A. You may owe plenty of taxes, but not necessarily to the entity you think.
Federal capital gains are imposed on profits from your share of the New York real property, said Shirley Whitenack, an estate planning attorney with Schenck, Price, Smith & King in Florham Park.
She said New York State also imposes capital gains tax and there could be local taxes, too.
Then there’s New Jersey, which does not impose capital gains taxes, she said.
Whitenack said the amount of capital gains taxes that may have to be paid depends on your income tax bracket.
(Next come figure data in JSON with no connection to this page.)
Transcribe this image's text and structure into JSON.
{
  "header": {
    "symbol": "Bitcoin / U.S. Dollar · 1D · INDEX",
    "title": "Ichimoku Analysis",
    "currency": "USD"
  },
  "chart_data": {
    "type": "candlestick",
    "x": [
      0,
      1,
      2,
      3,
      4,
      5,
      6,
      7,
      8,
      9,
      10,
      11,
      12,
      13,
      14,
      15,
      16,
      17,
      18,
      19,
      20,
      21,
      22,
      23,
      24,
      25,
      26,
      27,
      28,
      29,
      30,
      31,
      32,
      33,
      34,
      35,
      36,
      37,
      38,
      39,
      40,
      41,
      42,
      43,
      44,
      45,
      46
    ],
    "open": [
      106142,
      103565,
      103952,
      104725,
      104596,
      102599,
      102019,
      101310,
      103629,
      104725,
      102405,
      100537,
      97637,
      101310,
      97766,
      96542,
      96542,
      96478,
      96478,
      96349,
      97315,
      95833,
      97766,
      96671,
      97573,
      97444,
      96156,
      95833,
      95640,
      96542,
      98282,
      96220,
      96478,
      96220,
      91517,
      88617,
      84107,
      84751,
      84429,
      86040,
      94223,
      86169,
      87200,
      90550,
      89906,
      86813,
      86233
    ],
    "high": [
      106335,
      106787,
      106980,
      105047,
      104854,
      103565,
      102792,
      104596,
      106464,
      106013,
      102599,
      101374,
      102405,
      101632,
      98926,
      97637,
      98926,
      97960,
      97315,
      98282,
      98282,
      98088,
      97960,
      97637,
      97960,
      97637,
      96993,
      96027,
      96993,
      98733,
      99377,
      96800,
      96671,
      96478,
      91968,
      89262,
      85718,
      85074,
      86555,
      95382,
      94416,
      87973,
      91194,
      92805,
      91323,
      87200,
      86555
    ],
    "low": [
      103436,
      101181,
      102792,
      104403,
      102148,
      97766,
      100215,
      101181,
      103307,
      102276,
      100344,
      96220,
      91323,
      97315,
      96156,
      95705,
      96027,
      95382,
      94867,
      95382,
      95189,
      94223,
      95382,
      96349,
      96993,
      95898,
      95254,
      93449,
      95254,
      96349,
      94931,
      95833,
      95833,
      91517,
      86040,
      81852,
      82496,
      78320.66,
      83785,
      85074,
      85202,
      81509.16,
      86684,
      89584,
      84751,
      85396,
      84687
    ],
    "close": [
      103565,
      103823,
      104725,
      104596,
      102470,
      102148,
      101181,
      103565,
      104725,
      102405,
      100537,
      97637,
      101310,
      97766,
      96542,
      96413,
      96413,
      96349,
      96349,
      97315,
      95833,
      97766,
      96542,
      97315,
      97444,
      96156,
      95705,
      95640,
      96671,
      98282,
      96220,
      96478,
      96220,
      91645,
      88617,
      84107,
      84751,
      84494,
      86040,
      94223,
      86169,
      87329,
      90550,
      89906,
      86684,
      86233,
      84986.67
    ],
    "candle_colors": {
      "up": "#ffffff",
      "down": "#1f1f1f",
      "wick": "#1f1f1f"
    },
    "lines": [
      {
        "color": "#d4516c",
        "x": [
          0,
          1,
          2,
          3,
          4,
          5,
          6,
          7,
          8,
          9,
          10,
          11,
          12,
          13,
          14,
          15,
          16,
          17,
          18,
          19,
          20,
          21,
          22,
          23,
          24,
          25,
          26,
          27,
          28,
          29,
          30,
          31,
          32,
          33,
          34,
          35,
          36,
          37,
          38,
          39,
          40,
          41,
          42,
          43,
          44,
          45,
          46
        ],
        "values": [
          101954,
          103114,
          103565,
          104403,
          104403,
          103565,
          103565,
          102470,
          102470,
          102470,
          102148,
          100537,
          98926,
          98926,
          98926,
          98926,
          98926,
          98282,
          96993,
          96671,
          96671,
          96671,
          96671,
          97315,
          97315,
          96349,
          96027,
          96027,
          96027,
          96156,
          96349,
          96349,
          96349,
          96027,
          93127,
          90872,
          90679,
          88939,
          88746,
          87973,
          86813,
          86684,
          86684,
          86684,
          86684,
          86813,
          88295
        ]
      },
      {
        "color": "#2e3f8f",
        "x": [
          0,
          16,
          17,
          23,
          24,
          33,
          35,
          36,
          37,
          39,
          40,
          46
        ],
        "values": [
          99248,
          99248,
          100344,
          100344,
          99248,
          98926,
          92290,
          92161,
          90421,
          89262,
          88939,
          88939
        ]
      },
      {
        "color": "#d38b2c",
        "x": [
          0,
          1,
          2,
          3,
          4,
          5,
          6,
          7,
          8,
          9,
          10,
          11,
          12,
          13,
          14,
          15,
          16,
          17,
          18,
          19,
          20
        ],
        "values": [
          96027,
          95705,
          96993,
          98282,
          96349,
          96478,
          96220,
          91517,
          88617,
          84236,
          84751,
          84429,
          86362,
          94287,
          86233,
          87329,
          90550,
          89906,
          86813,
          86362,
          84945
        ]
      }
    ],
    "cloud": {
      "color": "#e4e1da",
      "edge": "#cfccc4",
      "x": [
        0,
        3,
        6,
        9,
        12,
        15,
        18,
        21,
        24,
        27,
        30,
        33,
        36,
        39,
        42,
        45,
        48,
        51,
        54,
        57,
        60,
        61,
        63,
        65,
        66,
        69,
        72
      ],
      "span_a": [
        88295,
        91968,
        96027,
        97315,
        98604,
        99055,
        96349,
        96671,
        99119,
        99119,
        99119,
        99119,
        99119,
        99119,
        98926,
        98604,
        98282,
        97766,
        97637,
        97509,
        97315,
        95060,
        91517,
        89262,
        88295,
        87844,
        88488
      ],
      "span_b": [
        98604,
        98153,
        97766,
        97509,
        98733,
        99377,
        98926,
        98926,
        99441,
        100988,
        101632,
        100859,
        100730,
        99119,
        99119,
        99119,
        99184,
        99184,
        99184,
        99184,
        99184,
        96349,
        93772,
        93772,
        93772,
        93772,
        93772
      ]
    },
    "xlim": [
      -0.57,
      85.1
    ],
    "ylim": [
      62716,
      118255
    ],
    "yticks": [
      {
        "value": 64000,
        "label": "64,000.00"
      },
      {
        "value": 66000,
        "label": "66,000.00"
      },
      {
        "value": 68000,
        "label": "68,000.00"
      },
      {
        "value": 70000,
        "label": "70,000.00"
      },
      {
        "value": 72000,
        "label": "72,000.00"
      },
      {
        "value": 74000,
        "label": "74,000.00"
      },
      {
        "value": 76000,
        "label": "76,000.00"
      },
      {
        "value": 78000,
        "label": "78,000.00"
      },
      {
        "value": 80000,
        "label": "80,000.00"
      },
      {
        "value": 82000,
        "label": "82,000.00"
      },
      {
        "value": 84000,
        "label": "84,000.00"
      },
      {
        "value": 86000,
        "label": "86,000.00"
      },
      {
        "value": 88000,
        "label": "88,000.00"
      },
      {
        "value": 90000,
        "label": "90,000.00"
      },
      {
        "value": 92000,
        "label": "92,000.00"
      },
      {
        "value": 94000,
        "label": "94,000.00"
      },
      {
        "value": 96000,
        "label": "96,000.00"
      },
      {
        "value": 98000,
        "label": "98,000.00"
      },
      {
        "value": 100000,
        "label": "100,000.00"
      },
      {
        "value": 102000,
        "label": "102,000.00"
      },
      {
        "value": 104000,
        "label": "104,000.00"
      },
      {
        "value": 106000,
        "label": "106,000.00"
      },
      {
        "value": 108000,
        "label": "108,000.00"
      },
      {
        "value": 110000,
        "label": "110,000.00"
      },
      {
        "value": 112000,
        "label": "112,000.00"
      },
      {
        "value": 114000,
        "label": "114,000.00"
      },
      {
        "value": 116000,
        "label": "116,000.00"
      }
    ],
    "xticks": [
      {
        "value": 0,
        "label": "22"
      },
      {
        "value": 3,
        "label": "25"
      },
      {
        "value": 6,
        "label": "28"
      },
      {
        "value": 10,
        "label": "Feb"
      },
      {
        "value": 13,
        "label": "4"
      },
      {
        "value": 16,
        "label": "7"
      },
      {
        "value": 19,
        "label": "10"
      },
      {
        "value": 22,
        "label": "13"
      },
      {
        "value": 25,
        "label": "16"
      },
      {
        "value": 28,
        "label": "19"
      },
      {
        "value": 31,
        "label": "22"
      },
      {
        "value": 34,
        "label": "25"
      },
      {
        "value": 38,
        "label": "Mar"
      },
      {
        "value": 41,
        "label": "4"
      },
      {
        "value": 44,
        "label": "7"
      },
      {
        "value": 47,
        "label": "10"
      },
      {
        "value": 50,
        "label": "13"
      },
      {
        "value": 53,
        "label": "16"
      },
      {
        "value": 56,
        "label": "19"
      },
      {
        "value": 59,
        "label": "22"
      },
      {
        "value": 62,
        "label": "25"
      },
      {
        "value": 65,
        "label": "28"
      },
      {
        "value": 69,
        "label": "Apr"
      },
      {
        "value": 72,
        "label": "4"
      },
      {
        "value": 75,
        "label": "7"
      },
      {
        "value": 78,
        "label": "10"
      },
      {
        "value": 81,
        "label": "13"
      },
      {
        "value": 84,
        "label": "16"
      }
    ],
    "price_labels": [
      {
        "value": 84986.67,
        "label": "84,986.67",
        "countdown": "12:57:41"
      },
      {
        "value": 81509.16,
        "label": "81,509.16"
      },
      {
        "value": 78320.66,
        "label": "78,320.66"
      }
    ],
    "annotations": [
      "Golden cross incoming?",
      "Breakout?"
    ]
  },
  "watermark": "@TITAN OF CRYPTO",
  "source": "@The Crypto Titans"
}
“The investment would be considered to be long-term because it was held for at least a year and a day,” she said. “Federal tax filers for the year 2017 in the 10 to 15 percent tax bracket pay zero percent, those in the 25 to 35 percent tax bracket are subject to a 15 percent rate and those in the 39.6 percent tax bracket are subject to a 20 percent rate.”
New York’s top capital gains rate is the second highest in the country at 31.5 percent, but is lower for those in lower tax brackets, Whitenack said. “While the federal capital gains tax rate is lower than the rate for ordinary income, the New York rate is the same as the ordinary income rate.”
You should speak to your tax preparer to make a determination on your capital gains taxes.